C’è un altro testo in cui S. Weil affronta il tema della forza capace di contrastare l’odio distruttivo. Si tratta di Attesa di Dio (a cura di Maria Concetta Sala, Adelphi, 2008). Leggiamo insieme alcune perle del suo pensiero: Amiamo la patria terrena. Essa è reale e resiste all’amore. È lei che Dio ci ha dato di amare; e ha voluto che ciò fosse difficile, ma possibileAd un certo punto, riferendosi alla morale laica delle istituzioni, continua così: Finché nella vita sociale ci sarà la sventura, finché l’elemosina legale o privata e il castigo saranno inevitabili, la separazione fra istituzioni civili e vita religiosa sarà un delitto. L’idea laica, in sé … può essere giustificabile solo come reazione contro una religione totalitaria … La religione per poter essere presente dappertutto, non solo non deve essere totalitaria ma deve mantenersi rigorosamente sul piano dell’amore soprannaturale, l’unico che le si addice. Se così fosse penetrerebbe dappertutto … Il concetto di morale laica è un’assurdità appunto perché la volontà è impotente a produrre salvezza. Ciò che si chiama morale, infatti, fa appello solo alla volontàE proprio a ciò che essa ha, per così dire, di più muscolare.

Quando la religione cessa di essere totalitaria può accadere quello che abbiamo visto durante i funerali per Valeria Solesin, una delle vittime delle stragi del 13 novembre a Parigi. In una gremita Piazza San Marco si sono svolti i funerali laici ai quali hanno preso parte rappresentanti delle religioni cattolica, ebraica e musulmana in forma congiunta. La Comunità islamica di Venezia nel corso della cerimonia ha detto: “Valeria, la nostra comunità vuole dirti che non in nome del nostro Dio, non in nome della nostra religione, che è una religione di pace, e certamente non nel nostro nome, ti hanno assassinato”; e l’imam di Venezia Hamad Al Mohamad ha così pregato: “Chiediamo ad Allah che abbia Valeria e tutte le vittime nella sua gloria e di aiutare la sua famiglia e di proteggere l’Europa, l’Italia e questa città dal male e di pacificare le nostre anime”. E i rappresentanti dell’Unione delle comunità islamiche: “Valeria, i tuoi assassini hanno fallito perché non sono riusciti a instillare l’odio in noi e oggi siamo tutti qui per te. Il terrorismo va sconfitto, e per primi devono farlo i mussulmani che ne sono le prime vittime”.

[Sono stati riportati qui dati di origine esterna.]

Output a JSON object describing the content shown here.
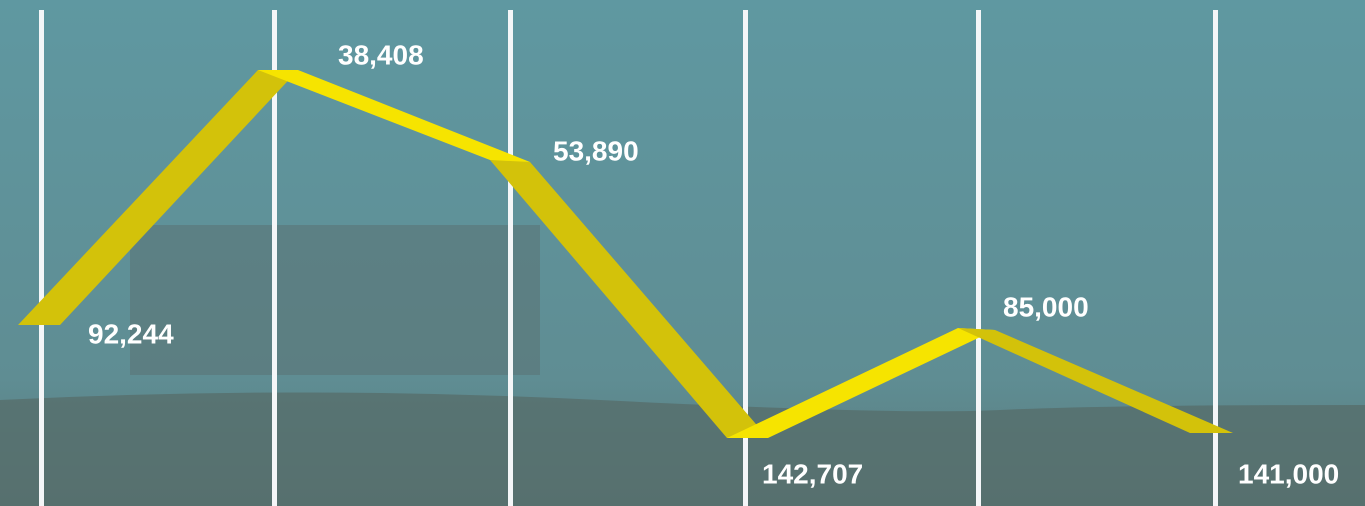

A questo punto io do ragione a Adriana Sbrogiò: lei è una mistica dell’amore, soprattutto per il suo desiderio profondo di rompere la catena dell’odio.

Lo è anche papa Francesco. Egli infatti sta suscitando nel mondo grandi speranze di pace con la sua coraggiosa pastorale fondata non su una morale religiosa nella quale dominano le virtù terrene, ma sull’amore evangelico puro e semplice. La morale è come la trippa, diceva mia madre, la tiri come ti piace. Vedi la strumentalizzazione fatta dalla lega nord sui canti di Natale proibiti nella scuola primaria di Rozzano.

E noi donne femministe? Di autorità e libertà femminile nel mondo ne esiste ancora molta. Il mio invito è quello di riconoscerla, proteggerla, potenziarla per non farcela sottrarre, a cominciare da quelle grandi mistiche che sono, appunto, Simone Weil, Teresa d’Avila, Margherita Porete, e tante, tante altre Amiche di Dio.